Servizio civile: la politica disdegna la buona
partecipazione
Servono risposte chiare e rapide da parte delle istituzioni, governo in primis. Ritardi, silenzi, incertezze,
tagli vari mettono puntualmente a rischio un’esperienza tra le più interessanti tra quelle vissute dai
nostri ragazzi e ragazze negli ultimi anni
di Nuccio Iovene
Sono 41.000 le ragazze e i ragazzi attualmente impegnati quest’anno nel Servizio Civile Nazionale e altri
50.000 sono pronti a partire non appena saranno espletati i bandi che li riguardano. Una cifra consistente
ed incoraggiante, ma che ancora non è in grado di soddisfare per intero la domanda di partecipazione
presente tra i giovani del nostro Paese. Sono questi i
principali dati emersi nel corso della presentazione del XVII
rapporto annuale della Cnesc ( la Conferenza Nazionale
degli Enti per il Servizio Civile) sullo stato del Servizio
Civile in Italia.
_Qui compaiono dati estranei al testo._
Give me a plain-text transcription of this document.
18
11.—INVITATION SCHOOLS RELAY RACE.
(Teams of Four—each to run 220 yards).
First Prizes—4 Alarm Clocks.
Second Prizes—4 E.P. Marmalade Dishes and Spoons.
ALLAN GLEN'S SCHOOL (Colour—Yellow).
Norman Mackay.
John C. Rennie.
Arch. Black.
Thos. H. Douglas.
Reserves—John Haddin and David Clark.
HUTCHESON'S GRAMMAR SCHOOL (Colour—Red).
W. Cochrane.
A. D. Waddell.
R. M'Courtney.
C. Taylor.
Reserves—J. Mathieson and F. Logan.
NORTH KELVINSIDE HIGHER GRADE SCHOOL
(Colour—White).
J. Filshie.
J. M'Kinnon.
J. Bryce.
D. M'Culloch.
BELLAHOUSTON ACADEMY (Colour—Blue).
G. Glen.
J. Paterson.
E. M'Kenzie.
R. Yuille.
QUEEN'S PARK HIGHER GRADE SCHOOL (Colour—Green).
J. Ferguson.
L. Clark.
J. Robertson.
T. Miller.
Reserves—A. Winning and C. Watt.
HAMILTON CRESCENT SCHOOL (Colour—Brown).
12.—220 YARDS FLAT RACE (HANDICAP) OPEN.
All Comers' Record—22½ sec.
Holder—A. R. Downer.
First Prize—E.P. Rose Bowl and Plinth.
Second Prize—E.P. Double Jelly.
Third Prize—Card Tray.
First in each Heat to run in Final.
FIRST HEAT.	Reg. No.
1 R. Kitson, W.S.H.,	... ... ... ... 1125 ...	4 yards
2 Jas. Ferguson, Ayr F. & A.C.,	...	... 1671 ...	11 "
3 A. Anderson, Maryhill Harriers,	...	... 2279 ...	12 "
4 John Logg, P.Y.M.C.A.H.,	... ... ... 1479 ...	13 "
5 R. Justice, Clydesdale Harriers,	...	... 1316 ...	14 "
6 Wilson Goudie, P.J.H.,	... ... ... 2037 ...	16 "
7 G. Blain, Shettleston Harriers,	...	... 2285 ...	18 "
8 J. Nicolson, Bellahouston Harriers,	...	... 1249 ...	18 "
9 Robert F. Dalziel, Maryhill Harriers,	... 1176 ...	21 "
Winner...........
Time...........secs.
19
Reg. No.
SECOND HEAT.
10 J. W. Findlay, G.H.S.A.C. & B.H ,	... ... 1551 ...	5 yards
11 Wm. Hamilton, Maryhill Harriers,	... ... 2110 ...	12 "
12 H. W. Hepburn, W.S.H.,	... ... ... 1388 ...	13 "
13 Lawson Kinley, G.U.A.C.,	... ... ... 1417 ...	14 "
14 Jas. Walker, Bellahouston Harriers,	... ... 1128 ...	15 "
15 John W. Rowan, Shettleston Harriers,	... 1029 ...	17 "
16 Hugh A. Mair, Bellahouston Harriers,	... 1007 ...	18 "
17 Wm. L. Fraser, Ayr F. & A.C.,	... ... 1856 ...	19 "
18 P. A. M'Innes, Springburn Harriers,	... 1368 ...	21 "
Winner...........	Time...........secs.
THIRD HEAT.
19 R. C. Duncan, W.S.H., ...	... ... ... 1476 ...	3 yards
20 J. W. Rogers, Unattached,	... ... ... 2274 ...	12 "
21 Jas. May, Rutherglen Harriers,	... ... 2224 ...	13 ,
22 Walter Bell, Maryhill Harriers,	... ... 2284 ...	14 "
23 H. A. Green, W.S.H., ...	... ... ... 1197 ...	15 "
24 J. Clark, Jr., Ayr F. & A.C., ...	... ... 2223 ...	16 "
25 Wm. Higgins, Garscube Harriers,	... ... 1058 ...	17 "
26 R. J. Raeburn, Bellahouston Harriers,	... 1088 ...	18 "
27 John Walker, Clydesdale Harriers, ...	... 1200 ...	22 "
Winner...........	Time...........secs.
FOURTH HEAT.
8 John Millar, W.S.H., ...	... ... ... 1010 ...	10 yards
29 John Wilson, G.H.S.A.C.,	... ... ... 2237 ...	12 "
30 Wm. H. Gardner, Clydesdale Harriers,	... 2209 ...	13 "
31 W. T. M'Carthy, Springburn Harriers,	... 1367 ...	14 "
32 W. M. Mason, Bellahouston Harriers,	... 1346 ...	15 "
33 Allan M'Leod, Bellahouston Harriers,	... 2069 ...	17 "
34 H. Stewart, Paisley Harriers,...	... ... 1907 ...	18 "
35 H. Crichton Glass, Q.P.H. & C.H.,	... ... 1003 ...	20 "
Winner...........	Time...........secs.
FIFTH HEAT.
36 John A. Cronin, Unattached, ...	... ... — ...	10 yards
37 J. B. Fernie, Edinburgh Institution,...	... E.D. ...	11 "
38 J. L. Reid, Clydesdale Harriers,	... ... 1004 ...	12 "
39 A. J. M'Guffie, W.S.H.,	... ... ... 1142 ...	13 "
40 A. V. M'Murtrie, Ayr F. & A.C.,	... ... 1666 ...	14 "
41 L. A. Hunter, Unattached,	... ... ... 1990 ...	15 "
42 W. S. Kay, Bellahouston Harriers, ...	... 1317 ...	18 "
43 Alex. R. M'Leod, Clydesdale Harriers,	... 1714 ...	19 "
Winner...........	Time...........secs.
La Cnesc è la più antica e rappresentativa
rete di organizzazioni nazionali che gestiscono e
promuovono progetti di Servizio Civile e comprende tra le
altre la Caritas Italiana e l’Arci Servizio Civile, le Acli e
l’Anpass, l’Avis e l’Unicef, Federsolidarietà e LegaCoop, la
Focsiv e Telefono Azzurro, solo per ricordare alcune tra le
27 associazioni aderenti, e quest’anno ha gestito progetti in
cui erano impegnati oltre un quarto del totale dei giovani in
Servizio Civile, esattamente 12.505 in Italia e 518 all’estero.
Inoltre le sedi Cnesc costituiscono il 30% di quelle
accreditate in Italia ed il 64% di quelle all’estero.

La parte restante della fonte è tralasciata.